The answer key is wrong. The graph is very clear, at

https://www.wolframalpha.com/input/?i=x%5E3+%E2%88%92+9x%5E2+%2B+24x+%E2%88%92+4+for+x%3D2%2C4
Well, it asked for the value of the function, not the coordinates of the point
12 for min
16 for max
oops. try

https://www.wolframalpha.com/input/?i=x%5E3+%E2%88%92+9x%5E2+%2B+24x+%E2%88%92+4
dang.
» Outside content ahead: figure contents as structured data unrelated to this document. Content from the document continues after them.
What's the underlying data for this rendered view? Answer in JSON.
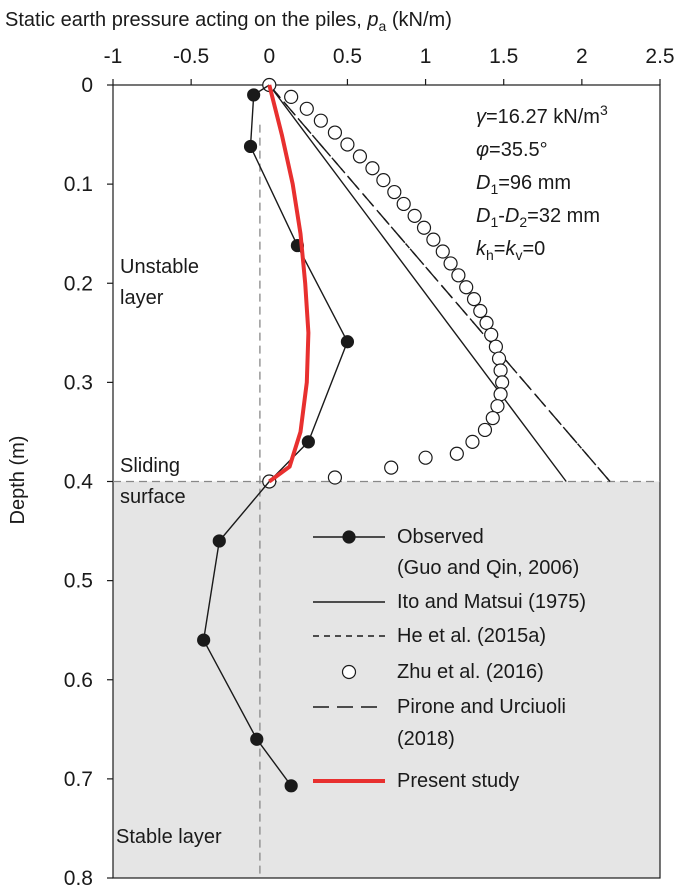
{
  "chart_data": {
    "type": "line",
    "xlabel_prefix": "Static earth pressure acting on the piles, ",
    "xlabel_var": "p",
    "xlabel_sub": "a",
    "xlabel_unit": " (kN/m)",
    "ylabel": "Depth (m)",
    "xlim": [
      -1,
      2.5
    ],
    "ylim": [
      0,
      0.8
    ],
    "y_reversed": true,
    "x_axis_position": "top",
    "xticks": [
      -1,
      -0.5,
      0,
      0.5,
      1,
      1.5,
      2,
      2.5
    ],
    "xtick_labels": [
      "-1",
      "-0.5",
      "0",
      "0.5",
      "1",
      "1.5",
      "2",
      "2.5"
    ],
    "yticks": [
      0,
      0.1,
      0.2,
      0.3,
      0.4,
      0.5,
      0.6,
      0.7,
      0.8
    ],
    "ytick_labels": [
      "0",
      "0.1",
      "0.2",
      "0.3",
      "0.4",
      "0.5",
      "0.6",
      "0.7",
      "0.8"
    ],
    "stable_region_start_depth": 0.4,
    "sliding_surface_depth": 0.4,
    "vertical_reference_x": -0.06,
    "region_labels": {
      "unstable_line1": "Unstable",
      "unstable_line2": "layer",
      "sliding_line1": "Sliding",
      "sliding_line2": "surface",
      "stable": "Stable layer"
    },
    "params": {
      "gamma": {
        "sym": "γ",
        "sub": "",
        "val": "=16.27 kN/m",
        "sup": "3"
      },
      "phi": {
        "sym": "φ",
        "val": "=35.5°"
      },
      "d1": {
        "sym": "D",
        "sub": "1",
        "val": "=96 mm"
      },
      "d1d2": {
        "sym1": "D",
        "sub1": "1",
        "mid": "-",
        "sym2": "D",
        "sub2": "2",
        "val": "=32 mm"
      },
      "k": {
        "sym1": "k",
        "sub1": "h",
        "mid": "=",
        "sym2": "k",
        "sub2": "v",
        "val": "=0"
      }
    },
    "series": [
      {
        "name": "Observed\n(Guo and Qin, 2006)",
        "legend_line1": "Observed",
        "legend_line2": "(Guo and Qin, 2006)",
        "style": "line-filled-markers",
        "color": "#1a1a1a",
        "points": [
          [
            0,
            0
          ],
          [
            -0.1,
            0.01
          ],
          [
            -0.12,
            0.062
          ],
          [
            0.18,
            0.162
          ],
          [
            0.5,
            0.259
          ],
          [
            0.25,
            0.36
          ],
          [
            0,
            0.4
          ],
          [
            -0.32,
            0.46
          ],
          [
            -0.36,
            0.5
          ],
          [
            -0.42,
            0.56
          ],
          [
            -0.08,
            0.66
          ],
          [
            0.14,
            0.707
          ]
        ]
      },
      {
        "name": "Ito and Matsui (1975)",
        "legend_line1": "Ito and Matsui (1975)",
        "style": "solid",
        "color": "#1a1a1a",
        "points": [
          [
            0,
            0
          ],
          [
            1.9,
            0.4
          ]
        ]
      },
      {
        "name": "He et al. (2015a)",
        "legend_line1": "He et al. (2015a)",
        "style": "short-dash",
        "color": "#1a1a1a",
        "points": [
          [
            0,
            0
          ],
          [
            2.18,
            0.4
          ]
        ]
      },
      {
        "name": "Zhu et al. (2016)",
        "legend_line1": "Zhu et al. (2016)",
        "style": "hollow-markers",
        "color": "#1a1a1a",
        "points": [
          [
            0,
            0
          ],
          [
            0.14,
            0.012
          ],
          [
            0.24,
            0.024
          ],
          [
            0.33,
            0.036
          ],
          [
            0.42,
            0.048
          ],
          [
            0.5,
            0.06
          ],
          [
            0.58,
            0.072
          ],
          [
            0.66,
            0.084
          ],
          [
            0.73,
            0.096
          ],
          [
            0.8,
            0.108
          ],
          [
            0.86,
            0.12
          ],
          [
            0.93,
            0.132
          ],
          [
            0.99,
            0.144
          ],
          [
            1.05,
            0.156
          ],
          [
            1.11,
            0.168
          ],
          [
            1.16,
            0.18
          ],
          [
            1.21,
            0.192
          ],
          [
            1.26,
            0.204
          ],
          [
            1.31,
            0.216
          ],
          [
            1.35,
            0.228
          ],
          [
            1.39,
            0.24
          ],
          [
            1.42,
            0.252
          ],
          [
            1.45,
            0.264
          ],
          [
            1.47,
            0.276
          ],
          [
            1.48,
            0.288
          ],
          [
            1.49,
            0.3
          ],
          [
            1.48,
            0.312
          ],
          [
            1.46,
            0.324
          ],
          [
            1.43,
            0.336
          ],
          [
            1.38,
            0.348
          ],
          [
            1.3,
            0.36
          ],
          [
            1.2,
            0.372
          ],
          [
            1.0,
            0.376
          ],
          [
            0.78,
            0.386
          ],
          [
            0.42,
            0.396
          ],
          [
            0,
            0.4
          ]
        ]
      },
      {
        "name": "Pirone and Urciuoli\n(2018)",
        "legend_line1": "Pirone and Urciuoli",
        "legend_line2": "(2018)",
        "style": "long-dash",
        "color": "#1a1a1a",
        "points": [
          [
            0,
            0
          ],
          [
            2.18,
            0.4
          ]
        ]
      },
      {
        "name": "Present study",
        "legend_line1": "Present study",
        "style": "thick-solid",
        "color": "#e8302f",
        "points": [
          [
            0,
            0
          ],
          [
            0.08,
            0.05
          ],
          [
            0.15,
            0.1
          ],
          [
            0.2,
            0.15
          ],
          [
            0.23,
            0.2
          ],
          [
            0.25,
            0.25
          ],
          [
            0.24,
            0.3
          ],
          [
            0.2,
            0.35
          ],
          [
            0.13,
            0.385
          ],
          [
            0,
            0.4
          ]
        ]
      }
    ]
  }
}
Anonymous is right.
Always read the question carefully.
f'(x) = 3x^2 - 18x + 24
= 0 for a max/min

3x^2 - 18x + 24 = 0
x^2 - 6x + 8 = 0
(x-2)(x-4) = 0
x = 2, x = 4

when x = 2, f(2) = 8 - 36 + 48 - 4 = 16
when x = 4, f(4) = 64 - 144 + 96 - 4 = 12

the 2nd derivative test would show that (2,16) is a max
and (4,16) is a min

looks like you were correct

check for a copy error of the original function,
or else the author of the question is wrong.
Yeah, it looks like the question was asking for the y value so, 12 and 16 were the correct answers.
Good, well the wording of the question fooled not only you but all three of us.